Resim ve heykeller yapardı. Onun diğer ressamlardan ve heykeltıraşlardan farkı, yapmak istediği resme ya da heykele, yapmak istediği şeyin karar verdiğiydi. O sadece bir aracı, bir kuklaydı. Tüm sanatçılar söylerdi bunu; ama onlar benzetme olsun diye söylerlerdi. Ya da sadece öyle hissettikleri için… Oysa onun için durum tam da böyleydi.
Bir şey yapmak istediği ya da yaratılmak isteyen şey çıkmak istediği zaman, zihnini bir ses işgal ederdi. Tıpkı şizofrenlerde olduğu gibi… Aslında bu sesler, çoğu şizofrende olmayacak kadar amaçlı ve tutarlı olurdu.
Ses söylemeden önce, yapacağı şeyin bir resim mi yoksa heykel mi olacağını bile bilmezdi. Malzemeyi bile…
“Bir kağıt al,” dediğinde bile bir resim yapacağına emin olamazdı. Bazen kağıdı yapacağı bir heykelin malzemesi olarak bile kullanabilirdi söz gelimi.
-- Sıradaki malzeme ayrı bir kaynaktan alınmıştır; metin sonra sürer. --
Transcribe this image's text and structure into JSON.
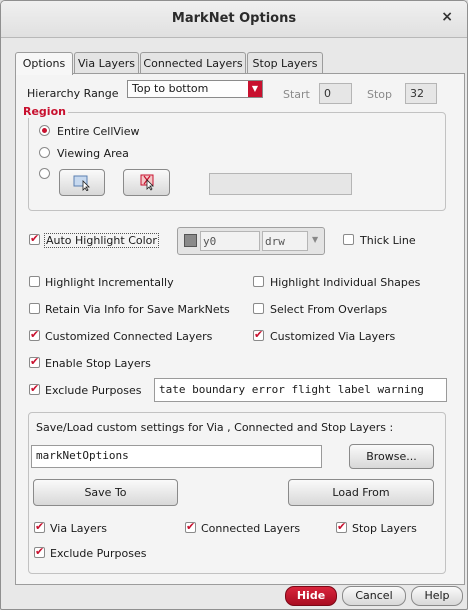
{
  "window": {
    "title": "MarkNet Options",
    "close_label": "×"
  },
  "tabs": [
    {
      "label": "Options",
      "active": true
    },
    {
      "label": "Via Layers",
      "active": false
    },
    {
      "label": "Connected Layers",
      "active": false
    },
    {
      "label": "Stop Layers",
      "active": false
    }
  ],
  "hierarchy": {
    "label": "Hierarchy Range",
    "selected": "Top to bottom",
    "start_label": "Start",
    "start_value": "0",
    "stop_label": "Stop",
    "stop_value": "32"
  },
  "region": {
    "title": "Region",
    "options": [
      {
        "label": "Entire CellView",
        "selected": true
      },
      {
        "label": "Viewing Area",
        "selected": false
      }
    ],
    "third_option_selected": false,
    "coords_value": ""
  },
  "highlight": {
    "auto_color_label": "Auto Highlight Color",
    "auto_color_checked": true,
    "color_name": "y0",
    "purpose": "drw",
    "swatch_color": "#8a8a8a",
    "thick_line_label": "Thick Line",
    "thick_line_checked": false
  },
  "options_left": [
    {
      "label": "Highlight Incrementally",
      "checked": false
    },
    {
      "label": "Retain Via Info for Save MarkNets",
      "checked": false
    },
    {
      "label": "Customized Connected Layers",
      "checked": true
    },
    {
      "label": "Enable Stop Layers",
      "checked": true
    }
  ],
  "options_right": [
    {
      "label": "Highlight Individual Shapes",
      "checked": false
    },
    {
      "label": "Select From Overlaps",
      "checked": false
    },
    {
      "label": "Customized Via Layers",
      "checked": true
    }
  ],
  "exclude_purposes": {
    "label": "Exclude Purposes",
    "checked": true,
    "value": "tate boundary error flight label warning"
  },
  "save_load": {
    "title": "Save/Load custom settings for Via , Connected and Stop Layers :",
    "filename": "markNetOptions",
    "browse_label": "Browse...",
    "save_label": "Save To",
    "load_label": "Load From",
    "checks": [
      {
        "label": "Via Layers",
        "checked": true
      },
      {
        "label": "Connected Layers",
        "checked": true
      },
      {
        "label": "Stop Layers",
        "checked": true
      },
      {
        "label": "Exclude Purposes",
        "checked": true
      }
    ]
  },
  "footer": {
    "hide_label": "Hide",
    "cancel_label": "Cancel",
    "help_label": "Help"
  },
  "colors": {
    "accent": "#c8102e",
    "background": "#e8e8e8"
  }
}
O gün de bir ses bölmüştü uykusunu.
Birkaç kelimelik komutlarıyla, iğne deliği fotoğraf çekmesini sağlayacak, ilkel bir karanlık kutu yaptı ve yine sesin komutlarıyla, kaç kilometre olduğunu bilmediği, yorucu bir yürüyüşten sonra; her nasılsa kesilmemiş birbirinden büyük on bir ağacın kümelendiği ferah bir alana geldi. Büyük şehirde yer alan bir parktaydı.
Ağaçların hepsine de aynı uzaklıkta olabilecek bir yere gelip; sesin almasını söylediği film bitene kadar pozlar çekti.
Evine gitti ve karanlık odasında filmi banyo etti. Ses her adımında onu yönlendiriyordu her zamanki gibi.
Fotoğrafa baktığında, her pozda kendisinin çeşitli durumlarda kopyalarını görmüştü. Atletik bir vücut yapısıyla, şişman haliyle, silahlıyken, çırılçıplak ve zayıfken, ölmek üzereyken, bir atın, bir arabanın, bir bisikletin, bir tekerlekli sandalyenin üzerindeyken, göremediği birileriyle konuşurken, gülüyorken, ağlıyorken, flüt çalıyorken, hiç görmediği bir şey içiyorken…
Bu kareleri gördüğünde anlamıştı seslerin sahiplerinin kimler olduğunu.